Obviously, you can't simply add MMD support. Your GFM support is a killer feature, and GFM is incompatible with MMD.

So I guess I'm asking: is there a way for end-users to customize the markdown parser, so we can switch between GFM, MMD, or anything else we have installed?

What would you recommend?

chiphogg avatar Aug 03 '12 19:08 chiphogg

Alright, so here's what I think: I can add a MultiMarkdown option which you will use by specifying a flag when you start the server, something like instant-markdown-d --multimarkdown. Then, on the vim plugin side, I could add commands such as :UseMultimarkdown and :UseGFM which would shut down the server then start it up again with the appropriate flags. What do you think?

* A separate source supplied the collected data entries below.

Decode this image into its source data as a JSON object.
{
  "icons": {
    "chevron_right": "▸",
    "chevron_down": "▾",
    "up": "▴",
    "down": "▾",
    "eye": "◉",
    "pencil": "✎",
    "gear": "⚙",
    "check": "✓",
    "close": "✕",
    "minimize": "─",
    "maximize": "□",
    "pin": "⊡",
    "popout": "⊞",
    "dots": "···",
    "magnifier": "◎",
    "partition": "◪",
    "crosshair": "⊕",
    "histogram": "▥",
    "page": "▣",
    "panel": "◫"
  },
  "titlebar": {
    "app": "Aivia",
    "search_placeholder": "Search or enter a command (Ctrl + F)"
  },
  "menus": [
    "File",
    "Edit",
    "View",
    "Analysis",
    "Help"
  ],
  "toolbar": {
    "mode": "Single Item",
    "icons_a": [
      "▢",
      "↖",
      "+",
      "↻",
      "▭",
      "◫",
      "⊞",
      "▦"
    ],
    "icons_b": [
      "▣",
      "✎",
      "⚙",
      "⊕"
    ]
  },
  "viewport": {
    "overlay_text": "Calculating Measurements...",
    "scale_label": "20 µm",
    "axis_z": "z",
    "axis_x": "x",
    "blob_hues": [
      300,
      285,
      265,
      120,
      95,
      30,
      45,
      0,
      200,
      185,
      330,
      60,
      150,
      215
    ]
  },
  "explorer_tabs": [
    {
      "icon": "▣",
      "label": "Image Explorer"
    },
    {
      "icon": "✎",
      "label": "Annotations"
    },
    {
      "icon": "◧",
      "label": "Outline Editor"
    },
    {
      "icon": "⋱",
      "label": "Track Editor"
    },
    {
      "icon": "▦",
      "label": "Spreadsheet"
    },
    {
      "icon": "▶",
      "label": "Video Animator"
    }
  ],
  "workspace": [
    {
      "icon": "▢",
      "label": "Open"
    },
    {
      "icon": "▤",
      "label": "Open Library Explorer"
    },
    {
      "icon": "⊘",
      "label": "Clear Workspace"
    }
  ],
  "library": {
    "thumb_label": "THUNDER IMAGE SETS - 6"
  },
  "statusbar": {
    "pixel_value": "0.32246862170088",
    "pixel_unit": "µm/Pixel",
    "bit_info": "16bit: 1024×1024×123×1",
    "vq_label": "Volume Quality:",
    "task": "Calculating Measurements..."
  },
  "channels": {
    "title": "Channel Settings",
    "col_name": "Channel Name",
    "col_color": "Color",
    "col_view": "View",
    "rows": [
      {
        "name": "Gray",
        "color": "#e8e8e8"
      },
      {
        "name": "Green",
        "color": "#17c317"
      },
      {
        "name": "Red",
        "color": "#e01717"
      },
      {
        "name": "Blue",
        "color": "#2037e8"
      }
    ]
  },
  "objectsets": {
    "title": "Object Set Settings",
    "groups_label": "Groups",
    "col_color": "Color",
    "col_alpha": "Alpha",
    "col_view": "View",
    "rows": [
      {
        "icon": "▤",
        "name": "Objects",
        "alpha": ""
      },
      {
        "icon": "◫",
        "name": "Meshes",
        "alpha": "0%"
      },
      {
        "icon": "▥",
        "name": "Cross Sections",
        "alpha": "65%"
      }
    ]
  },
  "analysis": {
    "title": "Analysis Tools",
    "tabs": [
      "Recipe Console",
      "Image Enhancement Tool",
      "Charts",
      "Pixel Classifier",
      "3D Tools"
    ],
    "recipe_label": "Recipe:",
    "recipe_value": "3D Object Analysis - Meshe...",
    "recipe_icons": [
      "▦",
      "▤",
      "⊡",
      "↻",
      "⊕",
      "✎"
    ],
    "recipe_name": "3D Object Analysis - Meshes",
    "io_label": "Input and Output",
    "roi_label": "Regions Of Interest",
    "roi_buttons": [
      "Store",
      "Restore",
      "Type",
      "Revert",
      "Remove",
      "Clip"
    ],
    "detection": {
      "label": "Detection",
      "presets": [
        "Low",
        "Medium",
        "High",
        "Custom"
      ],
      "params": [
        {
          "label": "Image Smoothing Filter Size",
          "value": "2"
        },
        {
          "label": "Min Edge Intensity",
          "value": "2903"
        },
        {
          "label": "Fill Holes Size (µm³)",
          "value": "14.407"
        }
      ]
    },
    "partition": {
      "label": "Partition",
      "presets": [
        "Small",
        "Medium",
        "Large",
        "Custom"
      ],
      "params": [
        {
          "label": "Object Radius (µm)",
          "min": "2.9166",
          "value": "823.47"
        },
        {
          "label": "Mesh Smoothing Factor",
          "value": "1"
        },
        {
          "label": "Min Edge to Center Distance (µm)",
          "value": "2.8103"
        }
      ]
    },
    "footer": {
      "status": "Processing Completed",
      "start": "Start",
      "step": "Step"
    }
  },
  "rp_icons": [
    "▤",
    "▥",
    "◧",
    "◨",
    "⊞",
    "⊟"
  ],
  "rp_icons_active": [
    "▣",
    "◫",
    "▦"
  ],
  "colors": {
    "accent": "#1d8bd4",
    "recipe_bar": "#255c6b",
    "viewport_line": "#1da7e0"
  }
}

I would only get around to this when I do the full-Ruby rewrite though, so I would have to use a Ruby wrapper like this. Would appreciate, if you have time, if you could you quickly test that out and see if it works.

suan avatar Aug 20 '12 05:08 suan

Sounds like a good plan. I feel bad, though -- I'm moving more in a pandoc direction!

Taking a step back and looking at the bigger picture: there are a variety of markdown supersets around, none clearly superior to the others. Thus, there's great value in letting the user choose any superset, as long as they can supply a parser. I'm not familiar with implementation details -- is that materially more difficult than adding support for a single new parser?

I'm happy to help testing. I'm currently writing a scientific paper in pandoc syntax, so to test your plugin, I would simply use it while I write the paper.

chiphogg avatar Sep 02 '12 17:09 chiphogg

Yeah that has definitely crossed my mind. Right now I'm working on the Ruby rewrite and I'll try to abstract out the parser so that the user can provide an arbitrary command to run. (To start with I think I'll just read the command from an ~/.instant-markdown-drc file) Hopefully it'll work and still be performant! =)

suan avatar Sep 05 '12 21:09 suan

Sounds like a good way to go about it!